Hospital's education director named among state's top 100 nurses
August 12, 2010
Connie Grady of Four Oaks remembers the first code she worked as a 24-year-old nurse in the intensive care unit at Johnston Memorial Hospital. Her team revived the patient that day, and he went on to live a full, productive life.
But there’s more to tell.
Grady met the patient’s daughter during that hospital stay, and the two women grew to become best friends over the 25 years or so that followed. And when the patient died, Grady was at his bedside—this time holding his hand as he slipped away.
“I considered it a privilege,” she says. “Those are the things you don’t forget.”
Grady, who has been the hospital’s director of education since 1985, has accomplished much in her 32-year career as a nurse, educator and manager. Through the years, her work has been rewarding and personally meaningful, she says.
While in the ICU, she was the first nurse at Johnston Memorial, now Johnston Medical Center-Smithfield, to administer thrombolytics—drugs that break up blood clots in the arteries. When she became ICU manager, she taught nurses to listen and distinguish between normal and abnormal heart sounds.

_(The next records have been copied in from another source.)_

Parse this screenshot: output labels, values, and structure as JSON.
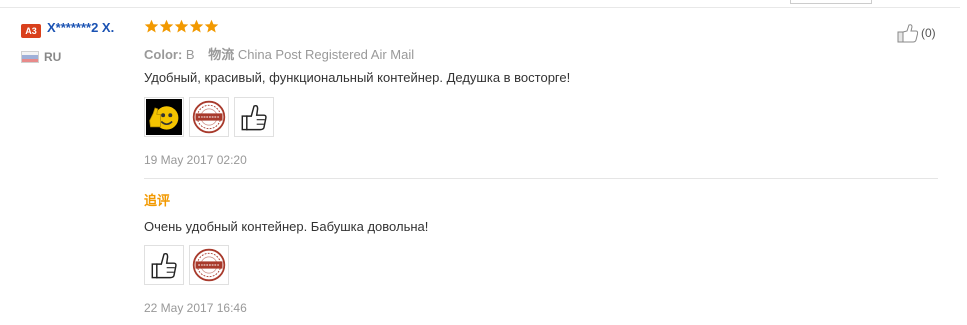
{
  "buyer": {
    "badge": "A3",
    "name": "X*******2 X.",
    "country": "RU"
  },
  "rating": {
    "stars": 5,
    "max": 5
  },
  "order_info": {
    "color_label": "Color:",
    "color_value": "B",
    "shipping_label": "物流",
    "shipping_value": "China Post Registered Air Mail"
  },
  "review": {
    "text": "Удобный, красивый, функциональный контейнер. Дедушка в восторге!",
    "photos": [
      "smiley-thumbs-up",
      "recommended-stamp",
      "thumbs-up-outline"
    ],
    "date": "19 May 2017 02:20"
  },
  "followup": {
    "label": "追评",
    "text": "Очень удобный контейнер. Бабушка довольна!",
    "photos": [
      "thumbs-up-outline",
      "recommended-stamp"
    ],
    "date": "22 May 2017 16:46"
  },
  "helpful": {
    "count": "(0)"
  },
  "colors": {
    "name_blue": "#1a52b3",
    "star_orange": "#f29900",
    "badge_red": "#d9401c"
  }
}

Under her leadership as education director, Johnston County was one of the first in the state to put into place E-learning for its hospital employees and medical staff. She encouraged long-distance learning and online degrees.
Grady initiated an advanced course for nursing assistants and started a diabetes education program that is certified by the American Diabetes Association.
Her community outreach work has included the coordination of health fairs, prostate clinics and wellness screenings for diabetes and high blood pressure. She started a cancer support group and coordinated the first bloodmobile visits to the hospital.
Outside the hospital, she has been on the part-time faculty at Johnston Community College since 1985, teaching nursing and allied health curriculums and continuing education programs.
For 21 years, Grady was the hospital’s nurse liaison to EMS professionals across the county. And her department continues to put on the annual EMS banquet, which recognizes workers for their service and dedication.
Cardiology and trauma nursing have always been her passion, she says. Her father died of a heart attack when he was 44. At the time, Grady, who was then 10, saw her father collapse in the hallway of their home in Raleigh.
A rescue squad took him to the hospital, where he died soon afterward.
From that day on, Grady says she was intrigued with the workings of the heart. And years later as an educator, she most enjoyed teaching, and became known for, her class in arrhythmia or irregularity in the heartbeat.
In September, Grady will be recognized at a gala in Greensboro for her outstanding professional abilities and her work to improve health care services in the community. The award is from the Great 100, a grassroots peer organization that honors the nursing profession.
Grady says she feels honored to have been selected for the award. In the last 20 years, the hospital has had six other recipients, including Mabel Yelvington, who hired the young nurse after she graduated from Barton College. Grady also has a master’s degree from Campbell University.
“Connie is a very competent, caring nurse,” said Yelvington, who has since retired as chief nursing officer and is now a member of the Johnston Health Foundation. “She’s done a nice job of developing and maintaining an education program for staff and doctors.”
Grady says Johnston Medical Center has many excellent nurses who deserve recognition, too. And she gives credit to her older, now retired mentors for teaching her to lead and to be an advocate for patients.
“I’ve always strived to do my best,” Grady adds. “I think that everyone is supposed to make a difference in his or her community. That’s what I’ve tried to do here. This is the place I love.”
Grady, who is an avid Wolfpack fan, is married to Tim Grady of Four Oaks. Their daughter Meghan is in graduate school at Georgetown University. Like her mother, she plans to pursue a career in health care.